Да, теперь Холлис могла признаться себе, что ее эмоциональное состояние заметно улучшилось. После разговора с Мэгги на нее неожиданно снизошел покой, страх отступил, и она почти поверила, что жизнь вовсе не кончена, что с ней еще может произойти что-то хорошее.

«И все это – благодаря ей».

– Благодаря Мэгги?

Холлис уже почти привыкла. Беседы с собственным воображением больше не пугали ее и даже казались почти естественными.

«Да».

– Ты хочешь сказать, потому что она выслушала меня? Я выговорилась и…

«Нет. Она забрала твою боль».

Холлис нахмурилась.

– Что это значит, мисс Галлюцинация?

«Она забрала твою боль, унесла с собой. Разделила на двоих, чтобы тебе стало легче».
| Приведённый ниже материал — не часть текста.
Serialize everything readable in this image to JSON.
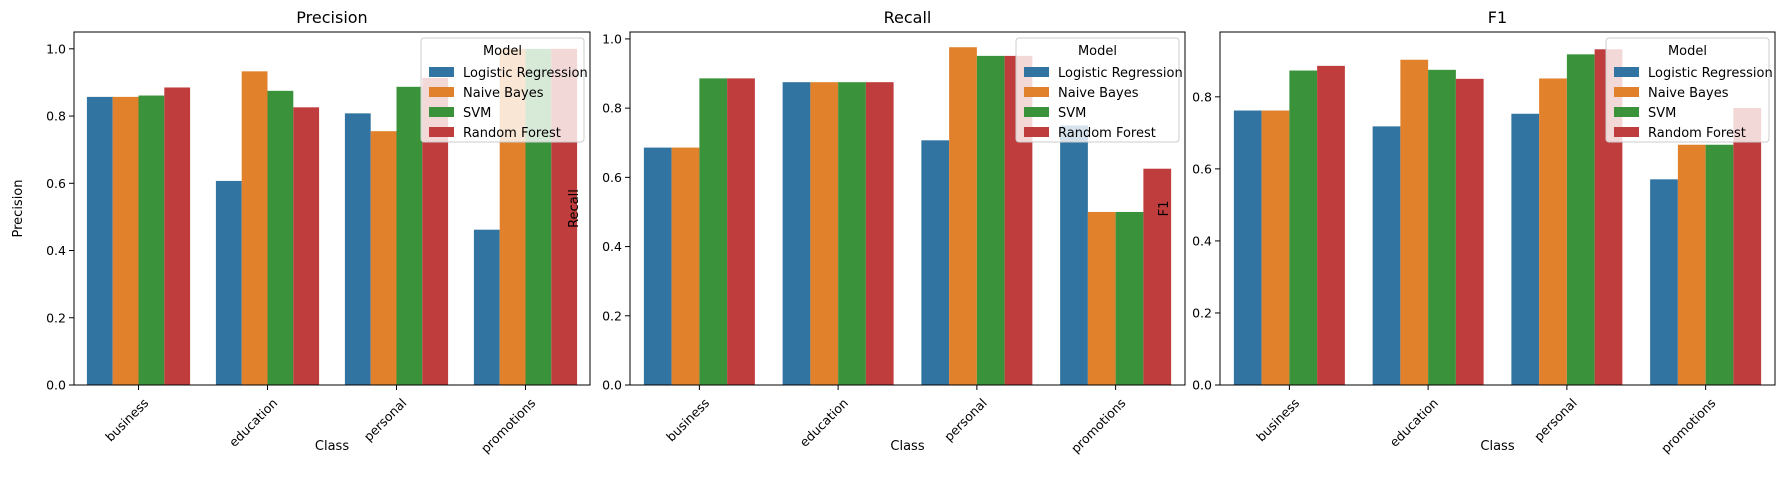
{
  "chart_data": [
    {
      "type": "bar",
      "title": "Precision",
      "xlabel": "Class",
      "ylabel": "Precision",
      "categories": [
        "business",
        "education",
        "personal",
        "promotions"
      ],
      "ylim": [
        0,
        1.05
      ],
      "yticks": [
        0.0,
        0.2,
        0.4,
        0.6,
        0.8,
        1.0
      ],
      "legend": {
        "title": "Model",
        "placement": "top-right"
      },
      "series": [
        {
          "name": "Logistic Regression",
          "values": [
            0.857,
            0.607,
            0.808,
            0.462
          ]
        },
        {
          "name": "Naive Bayes",
          "values": [
            0.857,
            0.933,
            0.755,
            1.0
          ]
        },
        {
          "name": "SVM",
          "values": [
            0.861,
            0.875,
            0.887,
            1.0
          ]
        },
        {
          "name": "Random Forest",
          "values": [
            0.885,
            0.826,
            0.913,
            1.0
          ]
        }
      ]
    },
    {
      "type": "bar",
      "title": "Recall",
      "xlabel": "Class",
      "ylabel": "Recall",
      "categories": [
        "business",
        "education",
        "personal",
        "promotions"
      ],
      "ylim": [
        0,
        1.02
      ],
      "yticks": [
        0.0,
        0.2,
        0.4,
        0.6,
        0.8,
        1.0
      ],
      "legend": {
        "title": "Model",
        "placement": "top-right"
      },
      "series": [
        {
          "name": "Logistic Regression",
          "values": [
            0.686,
            0.875,
            0.707,
            0.75
          ]
        },
        {
          "name": "Naive Bayes",
          "values": [
            0.686,
            0.875,
            0.976,
            0.5
          ]
        },
        {
          "name": "SVM",
          "values": [
            0.886,
            0.875,
            0.951,
            0.5
          ]
        },
        {
          "name": "Random Forest",
          "values": [
            0.886,
            0.875,
            0.951,
            0.625
          ]
        }
      ]
    },
    {
      "type": "bar",
      "title": "F1",
      "xlabel": "Class",
      "ylabel": "F1",
      "categories": [
        "business",
        "education",
        "personal",
        "promotions"
      ],
      "ylim": [
        0,
        0.98
      ],
      "yticks": [
        0.0,
        0.2,
        0.4,
        0.6,
        0.8
      ],
      "legend": {
        "title": "Model",
        "placement": "top-right"
      },
      "series": [
        {
          "name": "Logistic Regression",
          "values": [
            0.762,
            0.718,
            0.753,
            0.571
          ]
        },
        {
          "name": "Naive Bayes",
          "values": [
            0.762,
            0.903,
            0.851,
            0.667
          ]
        },
        {
          "name": "SVM",
          "values": [
            0.873,
            0.875,
            0.918,
            0.667
          ]
        },
        {
          "name": "Random Forest",
          "values": [
            0.886,
            0.85,
            0.932,
            0.769
          ]
        }
      ]
    }
  ],
  "colors": {
    "Logistic Regression": "#3274a1",
    "Naive Bayes": "#e1812c",
    "SVM": "#3a923a",
    "Random Forest": "#c03d3e"
  }
}
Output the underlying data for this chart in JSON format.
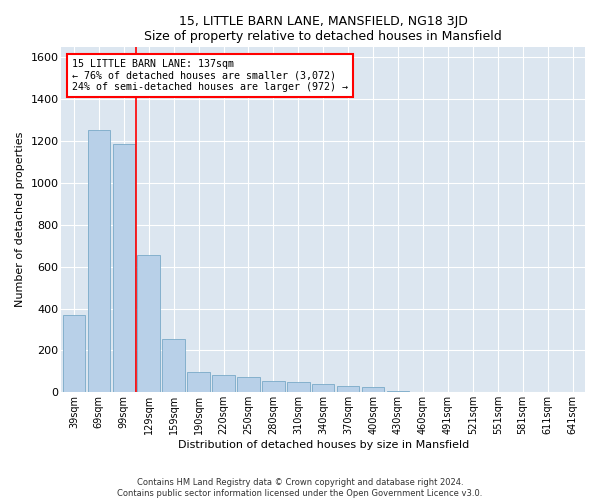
{
  "title": "15, LITTLE BARN LANE, MANSFIELD, NG18 3JD",
  "subtitle": "Size of property relative to detached houses in Mansfield",
  "xlabel": "Distribution of detached houses by size in Mansfield",
  "ylabel": "Number of detached properties",
  "footnote": "Contains HM Land Registry data © Crown copyright and database right 2024.\nContains public sector information licensed under the Open Government Licence v3.0.",
  "bar_color": "#b8d0e8",
  "bar_edge_color": "#7aaac8",
  "background_color": "#dce6f0",
  "categories": [
    "39sqm",
    "69sqm",
    "99sqm",
    "129sqm",
    "159sqm",
    "190sqm",
    "220sqm",
    "250sqm",
    "280sqm",
    "310sqm",
    "340sqm",
    "370sqm",
    "400sqm",
    "430sqm",
    "460sqm",
    "491sqm",
    "521sqm",
    "551sqm",
    "581sqm",
    "611sqm",
    "641sqm"
  ],
  "values": [
    370,
    1255,
    1185,
    655,
    255,
    98,
    82,
    72,
    55,
    48,
    38,
    30,
    25,
    5,
    0,
    0,
    0,
    0,
    0,
    0,
    0
  ],
  "ylim": [
    0,
    1650
  ],
  "yticks": [
    0,
    200,
    400,
    600,
    800,
    1000,
    1200,
    1400,
    1600
  ],
  "property_line_label": "15 LITTLE BARN LANE: 137sqm",
  "annotation_line1": "← 76% of detached houses are smaller (3,072)",
  "annotation_line2": "24% of semi-detached houses are larger (972) →",
  "box_color": "white",
  "box_edge_color": "red",
  "red_line_index": 2.5
}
– Разделила на двоих?.. А-а, понимаю, это такое выражение! Ведь не хочешь же ты сказать, что она способна физически страдать вместо меня!

«У нее есть дар, уникальная способность чувствовать чужую боль. Именно поэтому я и хотела, чтобы ты встретилась с ней. Так ты скорее исцелишься».

– То есть она все чувствовала?

«Да».

Холлис вздрогнула от ужаса. Она никому бы не пожелала такой боли, какую испытывала, уж, во всяком случае, не Мэгги, которая хотела ей помочь.

– Проклятье! – пробормотала она. – Почему ты меня не предупредила?